L'ascesa definitiva dell'onnipotente ministro (segretario di Stato dal 1758) segna l'apice dell'influsso francese a Parma databile sino al 1770. Collaboratore capace e onesto, du Tillot profuse le sue energie fedele ai sovrani, che lo ricambiavano. F., cui difettava la serietà ma non la gratitudine, nel 1764 con un motu proprio gli fece ampia e totale donazione delle terre di Felino e San Michele di Tiorre, nominandolo marchese.
Nulla cambierà anche con la morte di Ferdinando VI di Spagna (1759): Carlo, fratello di F., salirà al trono come Carlo III, a Napoli resterà Ferdinando, il terzogenito di Carlo, mentre sarà il suo secondo figlio a divenire principe delle Asturie e poi re Carlo IV, essendo il primogenito incapace a succedergli. A lui verrà data in sposa nel 1765 Maria Luisa, ultimogenita di F. e Luisa Elisabetta, chiudendosi il cerchio dei matrimoni borbonici iniziati da Madrid con la regina Farnese.
A F., dopo la morte della moglie, a soli trentadue anni, nello stesso anno 1759, non rimase che amministrare i frutti del patrimonio strategico accumulato in tanti anni di volitiva attività diplomatica di Luisa Elisabetta. Con accanto du Tillot a controllare il governo del Ducato, le giornate divise tra l'amata caccia, la musica e il ricevimento dei viaggiatori di passaggio a Parma o a Colorno, nel 1760 F. aveva celebrato l'atteso matrimonio arciducale di Isabella, destinata a morire dopo soli tre anni, a Vienna, colpita dal terribile contagio, il vaiolo, che aveva condannato la madre.

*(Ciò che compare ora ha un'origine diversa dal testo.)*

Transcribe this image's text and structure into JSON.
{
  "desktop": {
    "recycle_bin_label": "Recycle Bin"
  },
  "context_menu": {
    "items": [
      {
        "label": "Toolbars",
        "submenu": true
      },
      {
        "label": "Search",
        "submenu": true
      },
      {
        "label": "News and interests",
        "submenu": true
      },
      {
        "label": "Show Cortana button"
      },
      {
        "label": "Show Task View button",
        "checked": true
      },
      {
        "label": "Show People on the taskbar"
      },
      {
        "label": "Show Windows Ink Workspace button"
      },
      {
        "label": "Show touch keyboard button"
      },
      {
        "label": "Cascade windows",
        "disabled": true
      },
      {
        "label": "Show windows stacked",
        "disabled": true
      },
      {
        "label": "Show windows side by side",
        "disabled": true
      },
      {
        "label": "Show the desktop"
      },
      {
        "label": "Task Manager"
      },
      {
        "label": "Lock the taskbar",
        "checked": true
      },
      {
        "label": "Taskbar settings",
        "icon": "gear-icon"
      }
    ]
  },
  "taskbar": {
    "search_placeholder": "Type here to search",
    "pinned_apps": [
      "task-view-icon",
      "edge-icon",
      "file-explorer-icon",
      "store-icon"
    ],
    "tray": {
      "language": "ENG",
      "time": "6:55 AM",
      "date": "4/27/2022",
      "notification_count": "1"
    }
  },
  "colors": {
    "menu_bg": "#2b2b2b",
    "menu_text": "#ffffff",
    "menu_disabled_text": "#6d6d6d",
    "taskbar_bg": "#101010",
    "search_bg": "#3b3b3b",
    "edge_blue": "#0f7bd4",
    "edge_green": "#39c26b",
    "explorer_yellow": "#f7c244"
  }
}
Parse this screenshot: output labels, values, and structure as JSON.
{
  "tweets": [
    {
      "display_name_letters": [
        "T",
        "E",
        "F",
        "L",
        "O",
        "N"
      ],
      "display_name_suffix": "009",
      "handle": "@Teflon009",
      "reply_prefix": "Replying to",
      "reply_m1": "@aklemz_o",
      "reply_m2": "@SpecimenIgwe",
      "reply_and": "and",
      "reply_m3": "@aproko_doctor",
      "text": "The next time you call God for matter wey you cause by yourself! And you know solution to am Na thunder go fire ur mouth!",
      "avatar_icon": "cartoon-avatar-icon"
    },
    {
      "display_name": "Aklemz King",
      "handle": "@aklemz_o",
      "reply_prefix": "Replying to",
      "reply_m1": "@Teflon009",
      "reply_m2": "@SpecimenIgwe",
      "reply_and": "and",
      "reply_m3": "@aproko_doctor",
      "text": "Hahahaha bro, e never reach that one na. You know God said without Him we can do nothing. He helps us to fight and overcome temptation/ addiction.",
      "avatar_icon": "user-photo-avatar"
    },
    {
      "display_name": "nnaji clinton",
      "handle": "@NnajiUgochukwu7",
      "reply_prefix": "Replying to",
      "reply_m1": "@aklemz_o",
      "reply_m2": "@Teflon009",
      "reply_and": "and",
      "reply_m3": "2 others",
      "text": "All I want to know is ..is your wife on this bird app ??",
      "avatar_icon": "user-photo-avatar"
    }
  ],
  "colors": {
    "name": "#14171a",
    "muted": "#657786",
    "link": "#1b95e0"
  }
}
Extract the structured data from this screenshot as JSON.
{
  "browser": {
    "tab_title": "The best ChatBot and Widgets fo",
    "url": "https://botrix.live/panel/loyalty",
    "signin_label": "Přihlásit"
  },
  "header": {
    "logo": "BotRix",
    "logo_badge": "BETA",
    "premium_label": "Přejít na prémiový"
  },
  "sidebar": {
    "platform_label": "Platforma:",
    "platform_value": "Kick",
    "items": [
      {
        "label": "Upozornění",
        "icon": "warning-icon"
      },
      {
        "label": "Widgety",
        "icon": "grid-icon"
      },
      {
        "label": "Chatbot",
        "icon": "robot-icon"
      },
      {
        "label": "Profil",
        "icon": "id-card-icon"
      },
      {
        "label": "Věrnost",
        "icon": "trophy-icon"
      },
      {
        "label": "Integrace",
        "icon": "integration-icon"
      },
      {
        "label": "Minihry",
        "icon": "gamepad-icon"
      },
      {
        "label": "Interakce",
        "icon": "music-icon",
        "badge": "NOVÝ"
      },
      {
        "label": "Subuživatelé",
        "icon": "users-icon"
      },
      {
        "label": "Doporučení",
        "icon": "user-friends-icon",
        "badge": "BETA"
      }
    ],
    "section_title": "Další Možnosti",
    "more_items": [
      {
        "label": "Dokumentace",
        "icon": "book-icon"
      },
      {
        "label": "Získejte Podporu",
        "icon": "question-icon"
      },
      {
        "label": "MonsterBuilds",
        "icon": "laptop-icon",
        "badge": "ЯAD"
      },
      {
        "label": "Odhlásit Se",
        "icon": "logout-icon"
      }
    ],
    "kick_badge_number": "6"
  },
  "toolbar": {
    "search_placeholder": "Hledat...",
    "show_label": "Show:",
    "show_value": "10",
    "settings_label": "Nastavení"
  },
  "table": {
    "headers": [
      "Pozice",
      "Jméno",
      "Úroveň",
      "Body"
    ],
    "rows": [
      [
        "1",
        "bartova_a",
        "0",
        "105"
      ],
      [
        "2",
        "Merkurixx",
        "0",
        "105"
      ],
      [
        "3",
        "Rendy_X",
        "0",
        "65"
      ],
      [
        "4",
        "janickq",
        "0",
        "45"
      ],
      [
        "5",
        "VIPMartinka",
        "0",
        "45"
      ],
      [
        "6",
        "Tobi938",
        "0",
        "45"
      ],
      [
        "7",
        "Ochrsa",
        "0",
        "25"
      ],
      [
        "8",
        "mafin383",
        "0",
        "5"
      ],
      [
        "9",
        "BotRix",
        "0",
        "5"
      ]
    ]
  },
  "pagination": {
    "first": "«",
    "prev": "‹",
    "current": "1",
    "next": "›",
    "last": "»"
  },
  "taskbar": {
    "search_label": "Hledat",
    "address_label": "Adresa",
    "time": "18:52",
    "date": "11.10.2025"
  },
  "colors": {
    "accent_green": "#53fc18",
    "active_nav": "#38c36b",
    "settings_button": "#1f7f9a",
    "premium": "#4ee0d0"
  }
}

Frattanto, nel 1761 - dopo la morte dell'ostile Maria Amalia di Spagna - il ministro E.-Fr. de Choiseul era riuscito a fare sottoscrivere il patto di famiglia cui avevano così a lungo lavorato Bernis e la stessa Luisa Elisabetta: i rami regnanti dei Borboni d'Europa si impegnavano alla mutua solidarietà offensiva e difensiva coinvolgendo, come sorta di appendici, i troni di Napoli e di Parma. Era la garanzia di una sicurezza duratura, anche se nessuno fece in tempo a ricavarne dei vantaggi: la diplomazia non aveva potuto prevedere la rivoluzione che solo trent'anni dopo avrebbe sconvolto equilibri e trame tessuti in secoli di storia. Quanto a F., gli fu risparmiato il vedere il suo piccolo mondo sconvolto da avvenimenti incontrollabili. Il poco impegno di cui era capace ormai era rivolto ai due figli, soprattutto all'erede maschio Ferdinando. Quanto ai progetti matrimoniali per lui, il padre aveva fatto sondaggi presso Ercole Rinaldo d'Este, pensando alla sua unica figlia Maria Beatrice. Né la Spagna né l'imperatrice approvarono e quest'ultima troverà modo di accasare nel 1768 proprio con Ferdinando una delle sue numerose figlie, quella Maria Amalia che tanto peso, e negativo, doveva avere nella storia successiva del Ducato. Nel 1764, consigliato dal du Tillot e in anticipo sui tempi, F. aveva fatto inoculare contro il vaiolo il suo unico maschio; e sarà lo stesso contagio, fatale a tutta la famiglia, a colpire lui nel 1765 mentre di ritorno da Genova, dove aveva accompagnato la figlia Maria Luisa in partenza per gli sponsali spagnoli, si era fermato ad Alessandria ospite dei sovrani sabaudi. Il 18 luglio vi moriva e le sue spoglie erano trasportate, per esservi sepolte nella chiesa dei cappuccini, a Parma, la città che a dispetto dello scarso peso specifico di F. sotto di lui godé di un eccezionale periodo di prosperità.